Llegaron en imponentes vehículos. Levantando el polvo que se acumulaba en los caminos debido a las esquivas lluvias. No era la primera vez que arribaban al lugar. La tenacidad de Edelmira los hacía revolotear como moscardones molestos, volviendo una y otra vez para arremeter nuevamente contra la anciana mujer. Esta, sin embargo, no se dejaba amedrentar, y aunque la situación por la que atravesaba se complicaba cada vez más, la esperanza caminaba siempre a su lado. Gracias a la intervención de organizaciones sociales, logró que el desalojo fuese postergado y reprogramado varias veces.
El sol calentaba la siesta cordobesa. El calor aletargaba al monte. El rancho de Edelmira estaba a varios kilómetros del pueblo, un caserío con una escuela, una iglesia y un bar de ramos generales. Casi no tenía vecinos, los últimos habían migrado hacía rato, buscando aquello que esas tierras ya no les ofrecían. Ella se negaba a irse y dejar el lugar que les había pertenecido a sus antepasados, el lugar que no sólo estaba regado por las lluvias estivales sino también por el sudor de los suyos, esos que vivieron y murieron en ese terruño, que son parte de su linaje y por los que ella aún arrastra sus huesos con un orgullo digno de una princesa sanavirona.

Un puñado de cabras, dos vacas, algunas aves de corral y varios árboles frutales son el sustento de Edelmira. Leche de cabra, quesos de vaca y mermeladas de frutas de estación se suman, cada fin de semana, a las diversas manufacturas que los campesinos de la zona ofrecen en las ferias de las localidades más cercanas. Si bien no son muchos, están unidos en una lucha que los hermana.
A Edelmira todos la quieren. Es la abuela sabia que aconseja solo cuando alguien se lo pide. Dueña de saberes ancestrales. Es la mujer de los silencios profundos y la mirada transparente. La de una fortaleza que parece provenir de la misma tierra, esa en la cual echó raíces que nutrieron su vida de mujer campesina.

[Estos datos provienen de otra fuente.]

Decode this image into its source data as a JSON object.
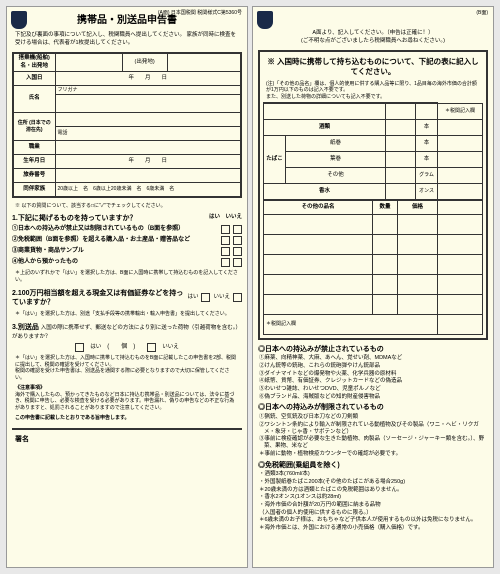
{
  "a": {
    "corner": "(A面)\n日本国税関\n税関様式C第5360号",
    "title": "携帯品・別送品申告書",
    "intro": "下記及び裏面の事項について記入し、税関職員へ提出してください。\n家族が同時に検査を受ける場合は、代表者が1枚提出してください。",
    "f": {
      "flight": "搭乗機(船舶)名・出発地",
      "dep": "(出発地)",
      "arrive": "入国日",
      "y": "年",
      "m": "月",
      "d": "日",
      "name": "氏名",
      "kana": "フリガナ",
      "addr": "住所\n(日本での\n滞在先)",
      "tel": "電話",
      "occ": "職業",
      "dob": "生年月日",
      "pass": "旅券番号",
      "fam": "同伴家族",
      "f1": "20歳以上",
      "f2": "6歳以上20歳未満",
      "f3": "6歳未満",
      "u": "名"
    },
    "chk": "※ 以下の質問について、該当する□に\"✓\"でチェックしてください。",
    "q1": {
      "h": "1.下記に掲げるものを持っていますか？",
      "yes": "はい",
      "no": "いいえ",
      "a": "①日本への持込みが禁止又は制限されているもの（B面を参照）",
      "b": "②免税範囲（B面を参照）を超える購入品・お土産品・贈答品など",
      "c": "③商業貨物・商品サンプル",
      "d": "④他人から預かったもの",
      "n": "＊上記のいずれかで「はい」を選択した方は、B面に入国時に携帯して持込むものを記入してください。"
    },
    "q2": {
      "h": "2.100万円相当額を超える現金又は有価証券などを持っていますか？",
      "yes": "はい",
      "no": "いいえ",
      "n": "＊「はい」を選択した方は、別途「支払手段等の携帯輸出・輸入申告書」を提出してください。"
    },
    "q3": {
      "h": "3.別送品",
      "t": "入国の際に携帯せず、郵送などの方法により別に送った荷物（引越荷物を含む。）がありますか？",
      "yes": "はい",
      "no": "いいえ",
      "p": "個",
      "n": "＊「はい」を選択した方は、入国時に携帯して持込むものをB面に記載したこの申告書を2部、税関に提出して、税関の確認を受けてください。\n税関の確認を受けた申告書は、別送品を通関する際に必要となりますので大切に保管してください。"
    },
    "caution": {
      "h": "《注意事項》",
      "t": "海外で購入したもの、預かってきたものなど日本に持込む携帯品・別送品については、法令に基づき、税関に申告し、必要な検査を受ける必要があります。申告漏れ、偽りの申告などの不正な行為がありますと、処罰されることがありますので注意してください。"
    },
    "conf": "この申告書に記載したとおりである旨申告します。",
    "sig": "署名"
  },
  "b": {
    "corner": "(B面)",
    "top": "A面より、記入してください。（申告は正確に！）\n(ご不明な点がございましたら税関職員へお尋ねください。)",
    "hdr": "※ 入国時に携帯して持ち込むものについて、下記の表に記入してください。",
    "note": "(注)「その他の品名」欄は、個人的使用に供する購入品等に限り、1品目毎の海外市価の合計額が1万円以下のものは記入不要です。\nまた、別送した荷物の詳細についても記入不要です。",
    "col": "＊税関記入欄",
    "cat": {
      "sake": "酒類",
      "tb": "たばこ",
      "c1": "紙巻",
      "c2": "葉巻",
      "c3": "その他",
      "pf": "香水",
      "u1": "本",
      "u2": "本",
      "u3": "本",
      "u4": "グラム",
      "u5": "オンス"
    },
    "oth": {
      "h": "その他の品名",
      "q": "数量",
      "v": "価格"
    },
    "rec": "＊税関記入欄",
    "s1": {
      "h": "◎日本への持込みが禁止されているもの",
      "i": [
        "①麻薬、向精神薬、大麻、あへん、覚せい剤、MDMAなど",
        "②けん銃等の銃砲、これらの銃砲弾やけん銃部品",
        "③ダイナマイトなどの爆発物や火薬、化学兵器の原材料",
        "④紙幣、貨幣、有価証券、クレジットカードなどの偽造品",
        "⑤わいせつ雑誌、わいせつDVD、児童ポルノなど",
        "⑥偽ブランド品、海賊版などの知的財産侵害物品"
      ]
    },
    "s2": {
      "h": "◎日本への持込みが制限されているもの",
      "i": [
        "①猟銃、空気銃及び日本刀などの刀剣類",
        "②ワシントン条約により輸入が制限されている動植物及びその製品（ワニ・ヘビ・リクガメ・象牙・じゃ香・サボテンなど）",
        "③事前に検疫確認が必要な生きた動植物、肉製品（ソーセージ・ジャーキー類を含む。）、野菜、果物、米など",
        "＊事前に動物・植物検疫カウンターでの確認が必要です。"
      ]
    },
    "s3": {
      "h": "◎免税範囲(乗組員を除く)",
      "i": [
        "・酒類3本(760ml/本)",
        "・外国製紙巻たばこ200本(その他のたばこがある場合250g)",
        "＊20歳未満の方は酒類とたばこの免税範囲はありません。",
        "・香水2オンス(1オンスは約28ml)",
        "・海外市価の合計額が20万円の範囲に納まる品物",
        "（入国者の個人的使用に供するものに限る。）",
        "＊6歳未満のお子様は、おもちゃなど子供本人が使用するもの以外は免税になりません。",
        "＊海外市価とは、外国における通常の小売価格（購入価格）です。"
      ]
    }
  }
}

La mañana de aquel día se despertó antes del amanecer, como siempre, y comenzó con la rutina del mate: seleccionar los yuyos para luego mezclarlos con la yerba, poner la pava sobre el fuego, esperar a que el agua este en su punto justo y disfrutar de ese momento del día que tanto le gustaba. No permitiría que esos que venían en nombre de los empresarios agroindustriales que pretendían quedarse con sus tierras, le robasen también la tranquilidad y la paz de la que era dueña.

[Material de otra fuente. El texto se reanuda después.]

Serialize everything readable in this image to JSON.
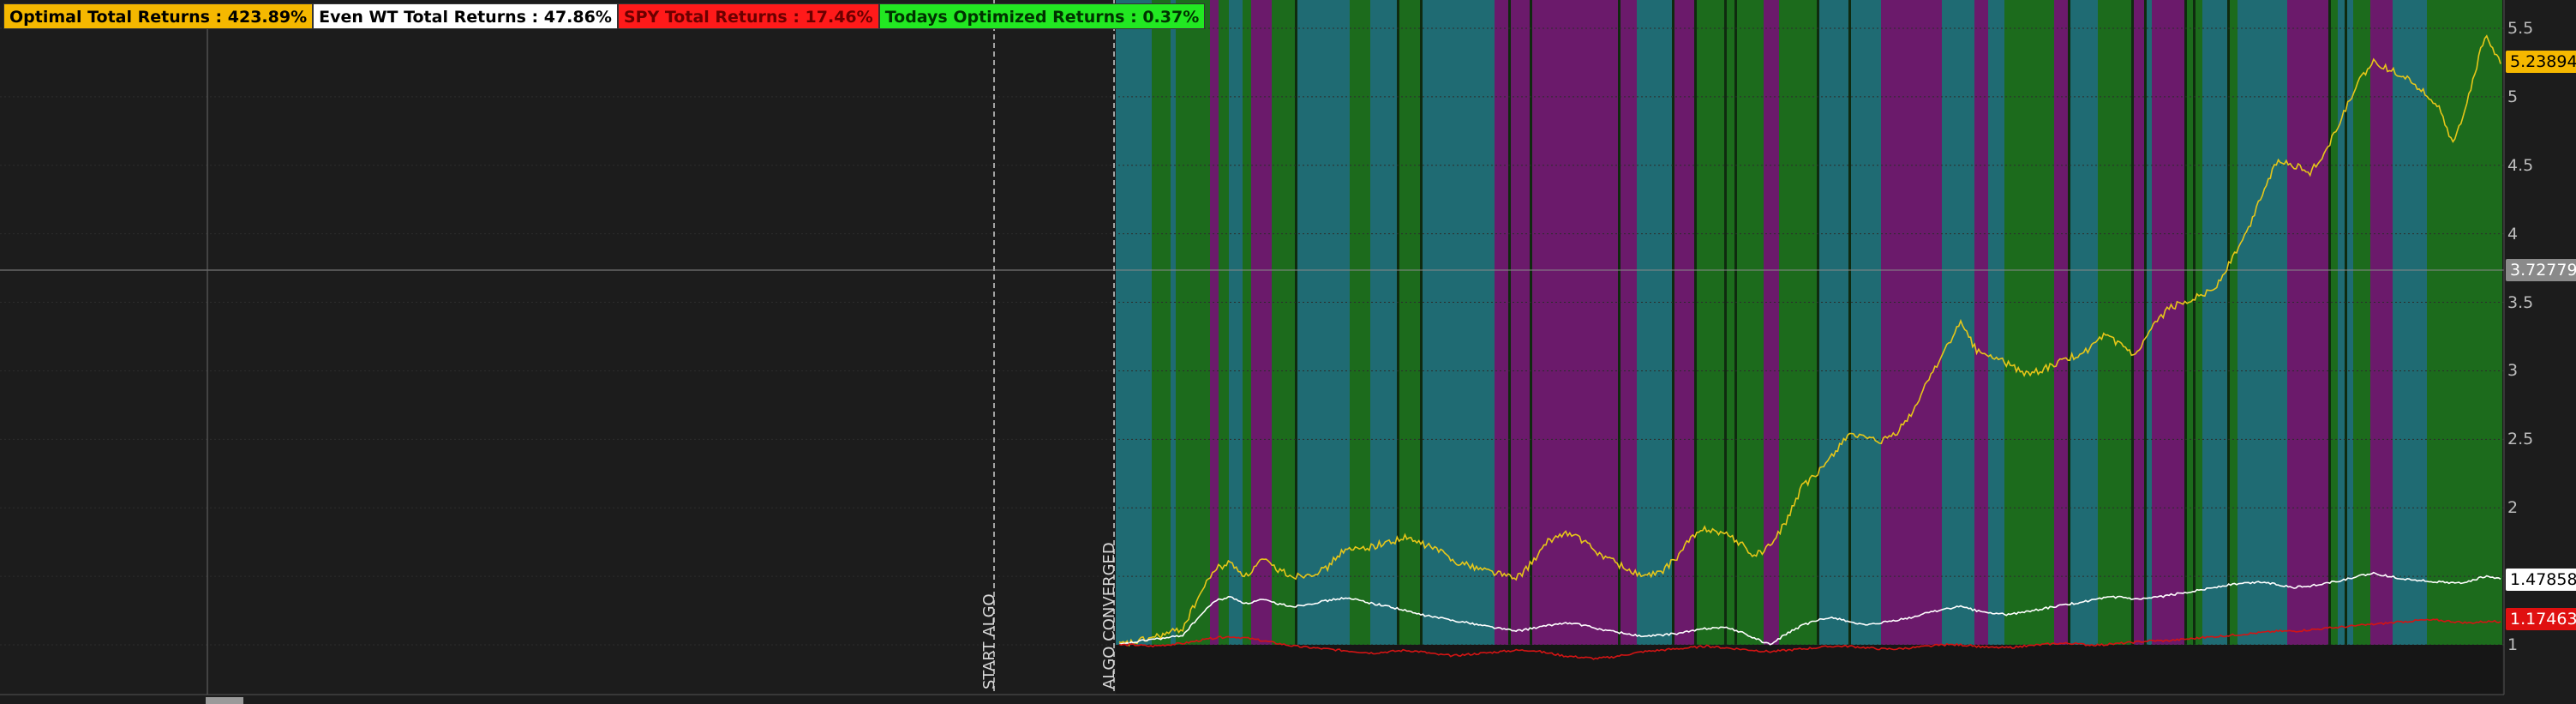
{
  "header_badges": [
    {
      "text": "Optimal Total Returns : 423.89%",
      "bg": "#f5b800",
      "fg": "#000000"
    },
    {
      "text": "Even WT Total Returns : 47.86%",
      "bg": "#ffffff",
      "fg": "#000000"
    },
    {
      "text": "SPY Total Returns : 17.46%",
      "bg": "#ff1a1a",
      "fg": "#6b0000"
    },
    {
      "text": "Todays Optimized Returns : 0.37%",
      "bg": "#22e822",
      "fg": "#003300"
    }
  ],
  "markers": {
    "start_algo": "START ALGO",
    "algo_converged": "ALGO CONVERGED"
  },
  "crosshair_value": "3.72779",
  "last_values": {
    "optimal": "5.23894",
    "even_wt": "1.47858",
    "spy": "1.17463"
  },
  "colors": {
    "background": "#1c1c1c",
    "regime_teal": "#1f6b73",
    "regime_green": "#1c6b1c",
    "regime_purple": "#6b1a6b",
    "optimal_line": "#e6c619",
    "even_wt_line": "#ffffff",
    "spy_line": "#d41414",
    "crosshair": "#bdbdbd"
  },
  "chart_data": {
    "type": "line",
    "y_ticks": [
      1,
      1.5,
      2,
      2.5,
      3,
      3.5,
      4,
      4.5,
      5,
      5.5
    ],
    "y_tick_labels": [
      "1",
      "1.5",
      "2",
      "2.5",
      "3",
      "3.5",
      "4",
      "4.5",
      "5",
      "5.5"
    ],
    "ylim": [
      0.9,
      5.75
    ],
    "grid": true,
    "regime_background": {
      "categories": [
        "teal",
        "green",
        "purple"
      ],
      "sequence": "Bands of regime colors behind the series after the algorithm converged"
    },
    "series": [
      {
        "key": "optimal",
        "values": [
          1.0,
          1.02,
          1.05,
          1.08,
          1.12,
          1.35,
          1.55,
          1.6,
          1.5,
          1.62,
          1.55,
          1.5,
          1.52,
          1.55,
          1.68,
          1.7,
          1.72,
          1.75,
          1.78,
          1.74,
          1.7,
          1.62,
          1.58,
          1.55,
          1.52,
          1.48,
          1.6,
          1.75,
          1.82,
          1.78,
          1.68,
          1.62,
          1.55,
          1.5,
          1.52,
          1.62,
          1.78,
          1.85,
          1.82,
          1.75,
          1.65,
          1.72,
          1.9,
          2.15,
          2.25,
          2.4,
          2.55,
          2.5,
          2.48,
          2.55,
          2.7,
          2.95,
          3.15,
          3.35,
          3.15,
          3.1,
          3.05,
          2.98,
          3.0,
          3.05,
          3.1,
          3.15,
          3.25,
          3.2,
          3.1,
          3.3,
          3.45,
          3.5,
          3.55,
          3.6,
          3.8,
          4.0,
          4.3,
          4.55,
          4.5,
          4.45,
          4.6,
          4.85,
          5.1,
          5.25,
          5.2,
          5.15,
          5.05,
          4.95,
          4.65,
          5.0,
          5.45,
          5.24
        ]
      },
      {
        "key": "even_wt",
        "values": [
          1.0,
          1.02,
          1.04,
          1.05,
          1.07,
          1.2,
          1.32,
          1.35,
          1.3,
          1.33,
          1.3,
          1.28,
          1.3,
          1.32,
          1.34,
          1.33,
          1.3,
          1.28,
          1.25,
          1.22,
          1.2,
          1.18,
          1.16,
          1.14,
          1.12,
          1.1,
          1.12,
          1.14,
          1.16,
          1.15,
          1.12,
          1.1,
          1.08,
          1.06,
          1.07,
          1.08,
          1.1,
          1.12,
          1.13,
          1.1,
          1.05,
          1.0,
          1.08,
          1.14,
          1.18,
          1.2,
          1.17,
          1.14,
          1.16,
          1.18,
          1.2,
          1.24,
          1.26,
          1.28,
          1.25,
          1.23,
          1.22,
          1.24,
          1.26,
          1.28,
          1.3,
          1.32,
          1.34,
          1.35,
          1.33,
          1.34,
          1.36,
          1.38,
          1.4,
          1.42,
          1.44,
          1.45,
          1.46,
          1.44,
          1.42,
          1.43,
          1.45,
          1.47,
          1.5,
          1.52,
          1.5,
          1.48,
          1.47,
          1.46,
          1.45,
          1.46,
          1.5,
          1.48
        ]
      },
      {
        "key": "spy",
        "values": [
          1.0,
          1.0,
          0.99,
          1.0,
          1.01,
          1.03,
          1.05,
          1.06,
          1.05,
          1.03,
          1.01,
          0.99,
          0.98,
          0.97,
          0.96,
          0.95,
          0.94,
          0.95,
          0.96,
          0.95,
          0.93,
          0.92,
          0.93,
          0.94,
          0.95,
          0.96,
          0.96,
          0.94,
          0.92,
          0.91,
          0.9,
          0.91,
          0.93,
          0.95,
          0.96,
          0.97,
          0.98,
          0.99,
          0.98,
          0.97,
          0.96,
          0.95,
          0.96,
          0.97,
          0.98,
          0.99,
          0.99,
          0.98,
          0.97,
          0.97,
          0.98,
          0.99,
          1.0,
          1.0,
          0.99,
          0.98,
          0.98,
          0.99,
          1.0,
          1.01,
          1.01,
          1.0,
          1.0,
          1.01,
          1.02,
          1.03,
          1.03,
          1.04,
          1.05,
          1.06,
          1.07,
          1.08,
          1.09,
          1.1,
          1.1,
          1.11,
          1.12,
          1.13,
          1.14,
          1.15,
          1.16,
          1.17,
          1.18,
          1.18,
          1.17,
          1.16,
          1.17,
          1.17
        ]
      }
    ]
  }
}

Las chicharras, y su canto ensordecedor, le ponen música a los veranos en el monte. Y aquella siesta de verano no iba a ser la excepción. Los vehículos rugían sus motores como bestias salvajes antecediendo el ataque certero. A pesar de esa demostración de fiereza, Edelmira se dirigió con paso lento hacia la tranquera que dividía a el monte de su paraíso terrenal. Uno de los funcionarios del gobierno que era de la partida, un hombrecito escuálido, que parecía incomodo en el rol que le tocaba asumir, se acercó a ella con fingido autoritarismo, en las manos llevaba carpetas y papeles que le impedían secarse el sudor que le empezaba a bajar por las sienes en forma de espesos goterones. -Buenas tardes, Edelmira. Parece que hoy sus amigos no la acompañan, ¿será que finalmente comprendieron que no tiene más opción que aceptar el desalojo? -El tono de aquellas palabras guardaba un dejo de sarcasmo. -No, joven, no es lo que usted dice. ¿Para qué estarían hoy conmigo?, si de acá no me van a sacar. Yo soy tan de acá como el mismo mistol, como la algarroba. Soy todos los pájaros que trinan libres entre los árboles, soy historias ancestrales de brujería y Salamanca, soy los colores y los aromas. Soy el viento sur que sopla para traer la ansiada lluvia. Imposible irme porque, aunque me fuera, seguiría estando.

La contundencia de aquellas palabras dejó atónito al hombrecito transpirado, que buscaba impacientemente con la mirada el apoyo de quienes lo acompañaban. No encontró respuesta en aquellos rostros transformados por el calor. Pensó que sería fácil sacar a la anciana de sus tierras, en esta oportunidad estaba sola, no había nadie armado amenazándolo con una escopeta, ni mujeres que le escupían la cara cuando intentaba hablar con Edelmira. Pero, sin embargo, dominado por un raro influjo, decidió abandonar el lugar. Le explicó a Edelmira que solicitaría al facultado un nuevo mandamiento de desalojo, habló un segundo con el resto de la comitiva y haciendo tanto ruido como cuando llegaron, se marcharon entre nubes de tierra.
Edelmira comenzó a desandar el camino al rancho con su paso corto y ajado de tiempo. A mitad del trayecto levantó los ojos al cielo y elevó una plegaria silenciosa. El monte se sumó a su clamor.